Once we receive your request and verify your identity (see Exercising Access, Data Portability, and Deletion Rights), we will disclose to you:

For Right to Know requests:

  • The categories of personal information we collected about you.
  • The categories of sources for the personal information we collected about you.
  • Our business or commercial purpose for collecting or selling that personal information.
  • The categories of third parties with whom we share that personal information.
  • If we sold or disclosed your personal information for a business purpose, two separate lists disclosing:
    • Sales, identifying the personal information categories that each category of recipient purchased; and
    • Disclosures for a business purpose, identifying the personal information categories that each category of recipient obtained.

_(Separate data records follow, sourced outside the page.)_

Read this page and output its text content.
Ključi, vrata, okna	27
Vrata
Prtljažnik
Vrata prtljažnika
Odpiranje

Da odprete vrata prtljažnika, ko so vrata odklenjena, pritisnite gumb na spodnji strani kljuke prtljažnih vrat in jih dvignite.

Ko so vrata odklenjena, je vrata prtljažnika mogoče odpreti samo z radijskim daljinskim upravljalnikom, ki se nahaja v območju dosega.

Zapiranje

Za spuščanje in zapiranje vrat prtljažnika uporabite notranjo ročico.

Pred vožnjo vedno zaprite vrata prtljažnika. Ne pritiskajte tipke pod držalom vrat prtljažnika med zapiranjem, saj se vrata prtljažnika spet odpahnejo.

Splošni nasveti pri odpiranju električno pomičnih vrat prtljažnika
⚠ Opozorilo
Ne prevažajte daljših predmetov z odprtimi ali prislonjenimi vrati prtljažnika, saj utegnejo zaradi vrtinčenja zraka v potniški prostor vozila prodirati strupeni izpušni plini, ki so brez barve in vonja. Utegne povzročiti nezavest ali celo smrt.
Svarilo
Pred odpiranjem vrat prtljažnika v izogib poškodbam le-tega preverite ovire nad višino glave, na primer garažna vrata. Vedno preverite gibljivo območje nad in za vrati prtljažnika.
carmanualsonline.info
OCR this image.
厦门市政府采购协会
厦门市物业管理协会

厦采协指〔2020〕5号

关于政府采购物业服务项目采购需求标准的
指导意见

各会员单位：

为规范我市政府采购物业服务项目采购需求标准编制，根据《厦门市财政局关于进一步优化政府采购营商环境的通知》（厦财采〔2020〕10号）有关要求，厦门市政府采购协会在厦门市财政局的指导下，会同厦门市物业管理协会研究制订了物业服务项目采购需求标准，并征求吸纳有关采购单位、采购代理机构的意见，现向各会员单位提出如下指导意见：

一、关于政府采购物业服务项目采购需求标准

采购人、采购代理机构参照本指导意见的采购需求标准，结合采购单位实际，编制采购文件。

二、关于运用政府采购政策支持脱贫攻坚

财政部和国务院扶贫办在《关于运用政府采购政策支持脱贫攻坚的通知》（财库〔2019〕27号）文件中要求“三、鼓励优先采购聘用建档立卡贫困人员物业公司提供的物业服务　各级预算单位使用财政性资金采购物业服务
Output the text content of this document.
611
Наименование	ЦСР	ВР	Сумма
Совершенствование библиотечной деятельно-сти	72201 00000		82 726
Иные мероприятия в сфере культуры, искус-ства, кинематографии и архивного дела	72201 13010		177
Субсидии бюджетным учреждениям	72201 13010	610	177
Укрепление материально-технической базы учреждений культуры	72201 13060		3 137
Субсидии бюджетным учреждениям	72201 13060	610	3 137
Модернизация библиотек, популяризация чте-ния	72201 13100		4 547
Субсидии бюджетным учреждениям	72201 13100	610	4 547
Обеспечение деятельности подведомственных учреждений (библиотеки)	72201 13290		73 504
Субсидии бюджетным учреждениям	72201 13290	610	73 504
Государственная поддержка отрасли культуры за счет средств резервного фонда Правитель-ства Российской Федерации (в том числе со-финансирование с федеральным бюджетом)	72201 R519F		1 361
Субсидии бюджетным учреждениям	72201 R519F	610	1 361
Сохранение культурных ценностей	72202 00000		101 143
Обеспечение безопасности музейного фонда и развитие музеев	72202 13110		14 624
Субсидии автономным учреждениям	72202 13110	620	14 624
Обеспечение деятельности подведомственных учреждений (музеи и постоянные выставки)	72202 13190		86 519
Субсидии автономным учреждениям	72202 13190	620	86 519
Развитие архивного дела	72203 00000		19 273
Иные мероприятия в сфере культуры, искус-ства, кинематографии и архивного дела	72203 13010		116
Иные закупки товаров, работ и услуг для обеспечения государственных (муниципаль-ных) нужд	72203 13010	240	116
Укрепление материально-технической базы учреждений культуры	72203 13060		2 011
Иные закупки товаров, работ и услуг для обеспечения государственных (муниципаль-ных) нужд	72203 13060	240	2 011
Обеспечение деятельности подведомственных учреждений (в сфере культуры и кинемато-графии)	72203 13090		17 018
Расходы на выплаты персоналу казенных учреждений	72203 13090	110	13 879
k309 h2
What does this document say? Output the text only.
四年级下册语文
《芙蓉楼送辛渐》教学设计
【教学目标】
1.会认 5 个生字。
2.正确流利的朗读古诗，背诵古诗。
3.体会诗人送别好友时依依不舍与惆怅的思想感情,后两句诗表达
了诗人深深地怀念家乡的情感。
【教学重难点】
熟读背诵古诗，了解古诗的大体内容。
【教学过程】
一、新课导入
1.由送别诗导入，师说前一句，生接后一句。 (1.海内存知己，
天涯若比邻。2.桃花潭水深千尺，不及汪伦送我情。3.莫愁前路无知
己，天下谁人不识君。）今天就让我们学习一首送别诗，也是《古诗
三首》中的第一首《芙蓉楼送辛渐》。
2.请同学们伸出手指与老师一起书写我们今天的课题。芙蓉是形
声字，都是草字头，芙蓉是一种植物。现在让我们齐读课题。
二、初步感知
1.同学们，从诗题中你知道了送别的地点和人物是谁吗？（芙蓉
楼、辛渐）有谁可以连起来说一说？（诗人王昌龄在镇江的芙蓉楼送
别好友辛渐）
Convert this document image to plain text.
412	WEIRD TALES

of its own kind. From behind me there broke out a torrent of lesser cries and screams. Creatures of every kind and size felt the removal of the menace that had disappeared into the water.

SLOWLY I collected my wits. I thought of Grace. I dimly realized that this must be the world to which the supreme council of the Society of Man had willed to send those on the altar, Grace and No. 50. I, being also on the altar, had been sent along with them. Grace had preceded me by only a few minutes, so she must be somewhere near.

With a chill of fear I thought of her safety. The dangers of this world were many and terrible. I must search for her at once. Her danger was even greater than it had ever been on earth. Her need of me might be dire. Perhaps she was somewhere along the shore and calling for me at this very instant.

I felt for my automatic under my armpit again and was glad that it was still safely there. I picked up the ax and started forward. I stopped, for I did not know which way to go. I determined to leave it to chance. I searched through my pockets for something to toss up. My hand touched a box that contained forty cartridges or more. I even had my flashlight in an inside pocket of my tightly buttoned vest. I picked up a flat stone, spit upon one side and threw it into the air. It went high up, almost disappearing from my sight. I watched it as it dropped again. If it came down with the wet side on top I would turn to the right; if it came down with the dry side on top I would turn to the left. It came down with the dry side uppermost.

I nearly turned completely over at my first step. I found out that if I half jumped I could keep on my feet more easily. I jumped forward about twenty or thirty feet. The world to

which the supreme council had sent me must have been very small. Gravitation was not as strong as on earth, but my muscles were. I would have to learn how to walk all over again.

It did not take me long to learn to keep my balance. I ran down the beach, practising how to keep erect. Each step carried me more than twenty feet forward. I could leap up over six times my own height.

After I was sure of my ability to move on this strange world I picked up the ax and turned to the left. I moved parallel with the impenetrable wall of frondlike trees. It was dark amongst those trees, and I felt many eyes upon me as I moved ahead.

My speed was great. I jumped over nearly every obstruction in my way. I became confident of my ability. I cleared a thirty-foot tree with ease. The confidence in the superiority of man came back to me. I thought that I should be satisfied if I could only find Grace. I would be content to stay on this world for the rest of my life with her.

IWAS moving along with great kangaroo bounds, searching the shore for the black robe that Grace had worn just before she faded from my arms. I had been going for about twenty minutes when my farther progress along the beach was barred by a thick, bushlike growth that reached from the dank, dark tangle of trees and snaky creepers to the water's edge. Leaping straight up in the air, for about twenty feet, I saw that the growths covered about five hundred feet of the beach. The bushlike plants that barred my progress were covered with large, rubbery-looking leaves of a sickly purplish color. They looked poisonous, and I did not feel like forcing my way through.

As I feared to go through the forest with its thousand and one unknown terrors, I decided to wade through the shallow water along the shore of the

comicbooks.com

For requests for specific pieces of personal information:

  • The specific pieces of personal information we collected about you (also called a data portability request). We will not disclose your health insurance or medical identification number or your account password or security question or answers. We will also not provide this information if the disclosure would create a substantial, articulable, and unreasonable risk to your personal information, your account with Concierge MD, or the security of our systems or networks.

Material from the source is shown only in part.